11. Prevents Heavy Metal Poisoning
Garlic may protect organ damage caused by heavy metals. The sulphur compounds in this herb drastically reduce lead levels in the blood. Additionally, it also prevents the signs of toxicity, such as headaches and blood pressure. Sulphur also aids in better absorption of iron and zinc in the blood. As per the report published in Basic and Clinical Pharmacology and Toxicology reveals that Garlic is effective in reducing blood and tissue lead concentrations among human beings and animals alike.
1.It used in salads, soups, and stews, and on vegetable, fish, and meat.
2.Using Garlic oil is an excellent ear infection home remedy that can really work.
3.Garlic as glue for glass or paper
4.It is best stored at room temperature and should always be kept dry (to prevent it from sprouting).
5.While picking Garlic at the vegetable shop, choose firm, tight, heavy dry bulbs.

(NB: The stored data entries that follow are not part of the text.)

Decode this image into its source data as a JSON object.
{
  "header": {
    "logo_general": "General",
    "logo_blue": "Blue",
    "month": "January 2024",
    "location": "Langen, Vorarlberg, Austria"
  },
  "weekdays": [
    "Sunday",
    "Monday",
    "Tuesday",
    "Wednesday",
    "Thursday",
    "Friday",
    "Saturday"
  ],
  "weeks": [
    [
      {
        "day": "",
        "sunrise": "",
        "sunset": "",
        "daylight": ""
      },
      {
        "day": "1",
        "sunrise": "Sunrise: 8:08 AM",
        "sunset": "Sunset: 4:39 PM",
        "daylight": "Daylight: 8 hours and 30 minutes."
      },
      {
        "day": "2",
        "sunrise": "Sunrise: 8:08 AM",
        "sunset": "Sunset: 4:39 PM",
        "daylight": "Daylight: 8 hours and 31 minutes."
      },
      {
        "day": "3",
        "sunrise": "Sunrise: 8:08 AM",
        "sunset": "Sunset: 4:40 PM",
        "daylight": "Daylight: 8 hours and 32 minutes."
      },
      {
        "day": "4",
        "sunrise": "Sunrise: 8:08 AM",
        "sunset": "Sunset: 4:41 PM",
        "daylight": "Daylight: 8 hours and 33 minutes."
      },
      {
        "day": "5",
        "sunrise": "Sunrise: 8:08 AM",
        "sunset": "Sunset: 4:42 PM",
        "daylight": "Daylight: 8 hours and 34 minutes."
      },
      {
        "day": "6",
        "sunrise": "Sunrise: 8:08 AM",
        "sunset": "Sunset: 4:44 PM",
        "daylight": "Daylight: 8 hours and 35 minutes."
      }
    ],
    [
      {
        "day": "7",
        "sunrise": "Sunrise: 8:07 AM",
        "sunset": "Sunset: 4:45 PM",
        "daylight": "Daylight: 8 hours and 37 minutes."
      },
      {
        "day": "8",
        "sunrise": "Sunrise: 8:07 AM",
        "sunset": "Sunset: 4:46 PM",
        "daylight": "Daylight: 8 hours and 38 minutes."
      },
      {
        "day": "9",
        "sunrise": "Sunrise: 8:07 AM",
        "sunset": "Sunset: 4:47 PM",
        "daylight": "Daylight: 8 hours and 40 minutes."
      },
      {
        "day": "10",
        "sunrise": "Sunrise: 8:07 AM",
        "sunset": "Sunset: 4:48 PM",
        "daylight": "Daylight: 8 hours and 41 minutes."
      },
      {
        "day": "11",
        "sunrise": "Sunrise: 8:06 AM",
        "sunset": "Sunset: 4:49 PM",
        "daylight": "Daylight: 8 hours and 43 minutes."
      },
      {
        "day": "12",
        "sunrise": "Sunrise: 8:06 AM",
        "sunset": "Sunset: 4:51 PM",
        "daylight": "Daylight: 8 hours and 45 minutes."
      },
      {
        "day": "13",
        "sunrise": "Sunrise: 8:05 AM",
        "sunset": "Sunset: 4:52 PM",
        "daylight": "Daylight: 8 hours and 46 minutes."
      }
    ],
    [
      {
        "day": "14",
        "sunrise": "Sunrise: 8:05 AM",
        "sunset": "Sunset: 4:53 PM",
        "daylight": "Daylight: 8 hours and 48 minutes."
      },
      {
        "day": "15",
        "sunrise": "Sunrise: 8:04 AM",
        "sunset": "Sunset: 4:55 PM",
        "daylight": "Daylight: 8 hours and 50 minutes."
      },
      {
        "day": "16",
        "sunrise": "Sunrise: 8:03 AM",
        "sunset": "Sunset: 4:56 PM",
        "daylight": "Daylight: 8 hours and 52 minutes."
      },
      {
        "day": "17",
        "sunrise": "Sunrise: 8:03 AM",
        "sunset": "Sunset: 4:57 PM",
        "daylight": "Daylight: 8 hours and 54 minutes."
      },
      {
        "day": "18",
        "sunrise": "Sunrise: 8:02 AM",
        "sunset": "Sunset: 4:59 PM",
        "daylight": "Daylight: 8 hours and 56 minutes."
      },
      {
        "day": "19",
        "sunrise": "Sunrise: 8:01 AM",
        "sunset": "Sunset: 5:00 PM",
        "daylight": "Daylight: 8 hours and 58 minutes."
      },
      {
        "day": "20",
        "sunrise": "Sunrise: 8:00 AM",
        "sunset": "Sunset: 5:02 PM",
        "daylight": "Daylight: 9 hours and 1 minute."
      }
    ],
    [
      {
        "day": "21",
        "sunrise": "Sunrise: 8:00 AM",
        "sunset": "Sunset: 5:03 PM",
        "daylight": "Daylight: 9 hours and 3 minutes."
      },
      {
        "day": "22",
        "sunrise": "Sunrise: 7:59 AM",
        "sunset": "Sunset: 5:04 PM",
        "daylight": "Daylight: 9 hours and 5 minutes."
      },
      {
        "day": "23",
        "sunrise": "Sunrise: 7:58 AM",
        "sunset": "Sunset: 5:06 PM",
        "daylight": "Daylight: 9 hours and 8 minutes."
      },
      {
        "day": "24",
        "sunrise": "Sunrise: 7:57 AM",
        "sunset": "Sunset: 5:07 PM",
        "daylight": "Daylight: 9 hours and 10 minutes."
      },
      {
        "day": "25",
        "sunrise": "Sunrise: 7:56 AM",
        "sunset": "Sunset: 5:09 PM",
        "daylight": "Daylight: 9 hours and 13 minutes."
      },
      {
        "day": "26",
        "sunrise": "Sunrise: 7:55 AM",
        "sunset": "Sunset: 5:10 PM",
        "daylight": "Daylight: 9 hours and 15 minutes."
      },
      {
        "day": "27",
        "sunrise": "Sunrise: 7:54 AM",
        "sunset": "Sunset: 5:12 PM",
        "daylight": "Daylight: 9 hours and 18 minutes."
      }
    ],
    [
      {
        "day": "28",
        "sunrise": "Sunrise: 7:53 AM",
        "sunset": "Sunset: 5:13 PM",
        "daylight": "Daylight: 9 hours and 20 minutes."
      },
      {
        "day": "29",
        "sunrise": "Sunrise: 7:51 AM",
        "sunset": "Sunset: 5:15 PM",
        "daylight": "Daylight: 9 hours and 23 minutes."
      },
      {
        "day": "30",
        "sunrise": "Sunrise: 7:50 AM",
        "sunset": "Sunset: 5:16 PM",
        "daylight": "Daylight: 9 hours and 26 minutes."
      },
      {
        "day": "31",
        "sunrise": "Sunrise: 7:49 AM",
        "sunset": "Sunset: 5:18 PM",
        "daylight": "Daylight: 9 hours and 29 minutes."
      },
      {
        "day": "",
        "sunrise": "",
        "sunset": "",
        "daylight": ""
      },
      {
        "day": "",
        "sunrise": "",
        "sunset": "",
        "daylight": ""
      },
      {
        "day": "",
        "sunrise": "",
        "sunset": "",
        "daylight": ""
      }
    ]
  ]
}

6.The anti-inflammatory properties and antioxidants of raw Garlic may help prevent future neurodegenerative diseases.
7.Well-preserved Garlic cloves were found in the tomb of King Tutankhamen
1.Garlic might increase the risk of bleeding.
2.When eating raw garlic may cause heartburn, burning in your mouth or throat
3.Excess intake of this herb may cause irritation in the digestive system
4.Another drawback is its pungent smell and taste that leaves bad breath, so be aware if consuming it in excess.